Management of Acute Pancreatitis with Pseudocysts and Pancreatic Necrosis
Patients with extensive necrotising pancreatitis or with other complications should be managed in, or referred to, a specialist unit that can provide intensive care, interventional radiological, endoscopic, or surgical procedures as needed. 1
Initial Assessment and Management
- Classify severity using the Revised Atlanta Classification (Mild, Moderately severe, Severe)
- Repeat severity assessment within 48 hours as disease condition changes rapidly 2
- Use CT severity index for prognostication 2
- Provide conservative fluid resuscitation:
- Fluid administration at <10 ml/kg/hour
- Initial bolus of 10 ml/kg for 2 hours followed by 1.5 ml/kg/hour
- Total crystalloid <4000 ml in first 24 hours 2
- Start early enteral nutrition within 24-72 hours of admission (25-35 kcal/kg/day and 1.2-1.5 g/kg/day protein) 2
- Manage pain with non-opioid medications initially, progressing to opioids if needed 2
Management of Pancreatic Necrosis
Antibiotic Management
- Do not administer prophylactic antibiotics for sterile necrosis 2, 3
- Reserve antibiotics for:
- Culture-proven infection
- Strong clinical suspicion of infection
- When needed, use antibiotics that penetrate pancreatic necrosis (carbapenems or quinolones with metronidazole) 2
Intervention for Necrosis
- For infected necrosis, intervention is required to completely debride all cavities containing necrotic material 1, 2
- Delay intervention for 4 weeks when possible to allow necrosis to become walled-off 2, 3
- Avoid early debridement (first 2 weeks) as it increases morbidity and mortality 2
- The choice of surgical technique depends on individual features and locally available expertise 1
Management of Pancreatic Pseudocysts
- Most pseudocysts resolve spontaneously with supportive care 4
- Indications for drainage:
- Persistent symptoms
- Complications (infection, gastric outlet or biliary obstruction, bleeding) 4
Drainage Options
Endoscopic drainage is becoming the preferred approach because it:
- Is less invasive than surgery
- Avoids the need for external drain
- Has a high long-term success rate 4
Options include:
- Endoscopic drainage (transpapillary or transmural)

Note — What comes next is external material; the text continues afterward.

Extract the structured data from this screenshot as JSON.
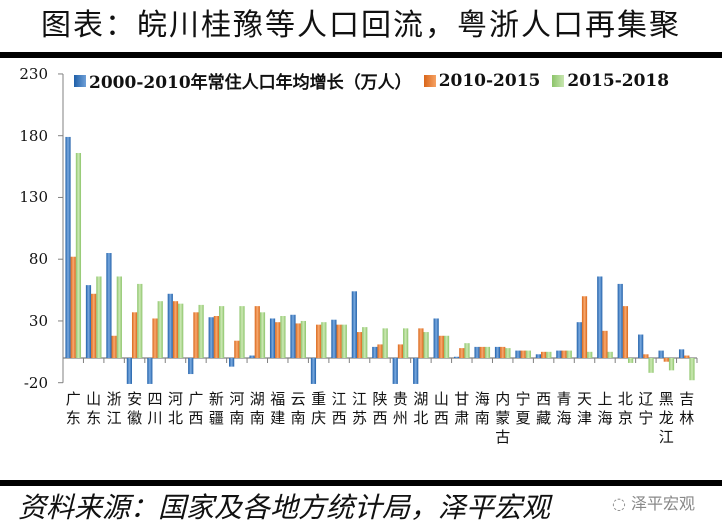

- Percutaneous catheter drainage
- Surgical drainage (open or laparoscopic)
For pseudocysts with minimal debris (<30%), both endoscopic and laparoscopic approaches have similar efficacy (success rates of 90% and 93.3% respectively) 5
For walled-off necrosis containing significant necrotic tissue, additional interventions may be required:
- Endoscopic necrosectomy
- Large-diameter metal stents
- Hybrid approach with percutaneous drainage 6
Pitfalls and Caveats
Delayed recognition of infected necrosis: Monitor for signs of infection and obtain cultures when infection is suspected rather than using prophylactic antibiotics.

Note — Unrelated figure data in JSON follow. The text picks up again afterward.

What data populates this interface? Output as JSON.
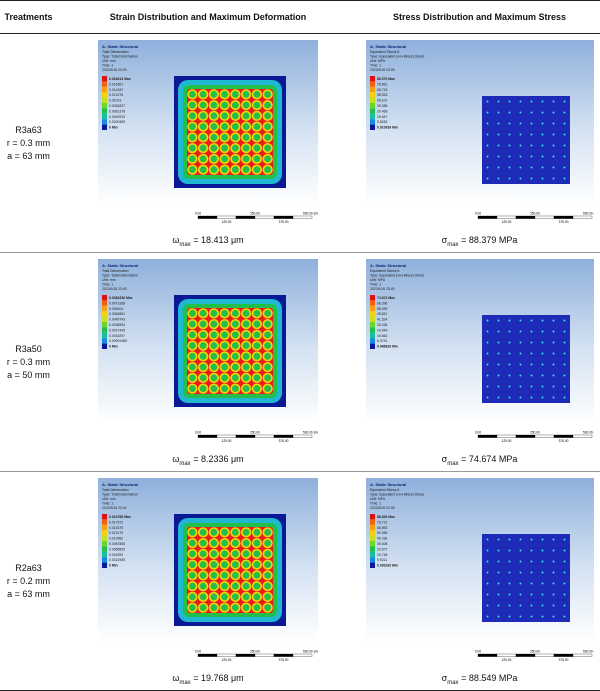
{
  "header": {
    "treatments": "Treatments",
    "strain": "Strain Distribution and Maximum Deformation",
    "stress": "Stress Distribution and Maximum Stress"
  },
  "colors": {
    "deform_bg": "#0a1a96",
    "deform_hot": "#e81c1c",
    "deform_mid": "#f4d20a",
    "deform_cool": "#22c04a",
    "stress_bg": "#1d2bb8",
    "stress_dot": "#3ae0e0"
  },
  "rows": [
    {
      "name": "R3a63",
      "r": "r = 0.3 mm",
      "a": "a = 63 mm",
      "deform": {
        "symbol": "ω",
        "sub": "max",
        "value": "= 18.413 μm",
        "title": "A: Static Structural",
        "meta": [
          "Total Deformation",
          "Type: Total Deformation",
          "Unit: mm",
          "Time: 1",
          "2022/6/16 23:09"
        ],
        "legend": [
          "0.018413 Max",
          "0.016367",
          "0.014322",
          "0.012276",
          "0.01023",
          "0.0081837",
          "0.0061378",
          "0.0040919",
          "0.0020459",
          "0 Min"
        ],
        "scale": [
          "0.00",
          "250.00",
          "500.00 (mm)",
          "125.00",
          "375.00"
        ]
      },
      "stress": {
        "symbol": "σ",
        "sub": "max",
        "value": "= 88.379 MPa",
        "title": "A: Static Structural",
        "meta": [
          "Equivalent Stress 6",
          "Type: Equivalent (von-Mises) Stress",
          "Unit: MPa",
          "Time: 1",
          "2022/6/16 23:09"
        ],
        "legend": [
          "88.379 Max",
          "78.561",
          "68.743",
          "58.923",
          "49.107",
          "39.285",
          "29.466",
          "19.647",
          "9.8282",
          "0.010939 Min"
        ],
        "scale": [
          "0.00",
          "250.00",
          "500.00 (mm)",
          "125.00",
          "375.00"
        ]
      }
    },
    {
      "name": "R3a50",
      "r": "r = 0.3 mm",
      "a": "a = 50 mm",
      "deform": {
        "symbol": "ω",
        "sub": "max",
        "value": "= 8.2336 μm",
        "title": "A: Static Structural",
        "meta": [
          "Total Deformation",
          "Type: Total Deformation",
          "Unit: mm",
          "Time: 1",
          "2022/6/16 23:49"
        ],
        "legend": [
          "0.0082336 Max",
          "0.0073188",
          "0.006404",
          "0.0054891",
          "0.0045743",
          "0.0036594",
          "0.0027445",
          "0.0018297",
          "0.00091485",
          "0 Min"
        ],
        "scale": [
          "0.00",
          "250.00",
          "500.00 (mm)",
          "125.00",
          "375.00"
        ]
      },
      "stress": {
        "symbol": "σ",
        "sub": "max",
        "value": "= 74.674 MPa",
        "title": "A: Static Structural",
        "meta": [
          "Equivalent Stress 6",
          "Type: Equivalent (von-Mises) Stress",
          "Unit: MPa",
          "Time: 1",
          "2022/6/16 23:49"
        ],
        "legend": [
          "74.674 Max",
          "66.396",
          "58.099",
          "49.811",
          "41.524",
          "33.236",
          "24.949",
          "16.662",
          "8.3741",
          "0.086629 Min"
        ],
        "scale": [
          "0.00",
          "250.00",
          "500.00 (mm)",
          "125.00",
          "375.00"
        ]
      }
    },
    {
      "name": "R2a63",
      "r": "r = 0.2 mm",
      "a": "a = 63 mm",
      "deform": {
        "symbol": "ω",
        "sub": "max",
        "value": "= 19.768 μm",
        "title": "A: Static Structural",
        "meta": [
          "Total Deformation",
          "Type: Total Deformation",
          "Unit: mm",
          "Time: 1",
          "2022/6/16 22:44"
        ],
        "legend": [
          "0.019768 Max",
          "0.017572",
          "0.015375",
          "0.013179",
          "0.010982",
          "0.0087858",
          "0.0065895",
          "0.004393",
          "0.0021965",
          "0 Min"
        ],
        "scale": [
          "0.00",
          "250.00",
          "500.00 (mm)",
          "125.00",
          "375.00"
        ]
      },
      "stress": {
        "symbol": "σ",
        "sub": "max",
        "value": "= 88.549 MPa",
        "title": "A: Static Structural",
        "meta": [
          "Equivalent Stress 6",
          "Type: Equivalent (von-Mises) Stress",
          "Unit: MPa",
          "Time: 1",
          "2022/6/16 22:45"
        ],
        "legend": [
          "88.549 Max",
          "78.721",
          "68.893",
          "59.065",
          "49.236",
          "39.408",
          "29.577",
          "19.748",
          "9.9211",
          "0.093183 Min"
        ],
        "scale": [
          "0.00",
          "250.00",
          "500.00 (mm)",
          "125.00",
          "375.00"
        ]
      }
    }
  ]
}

Premature intervention: Early debridement (within first 2 weeks) increases morbidity and mortality. Delay intervention for 4 weeks when possible to allow adequate walling-off of necrosis 2, 3.
Inadequate specialty care: Ensure patients with extensive necrotizing pancreatitis are managed in a specialized unit with appropriate expertise and resources 1.
Overreliance on parenteral nutrition: Enteral nutrition is superior to parenteral nutrition for preventing infectious complications 2, 3.
Failure to consider a step-up approach: For infected collections, consider a step-up approach starting with less invasive drainage before proceeding to more invasive necrosectomy if needed 6, 5.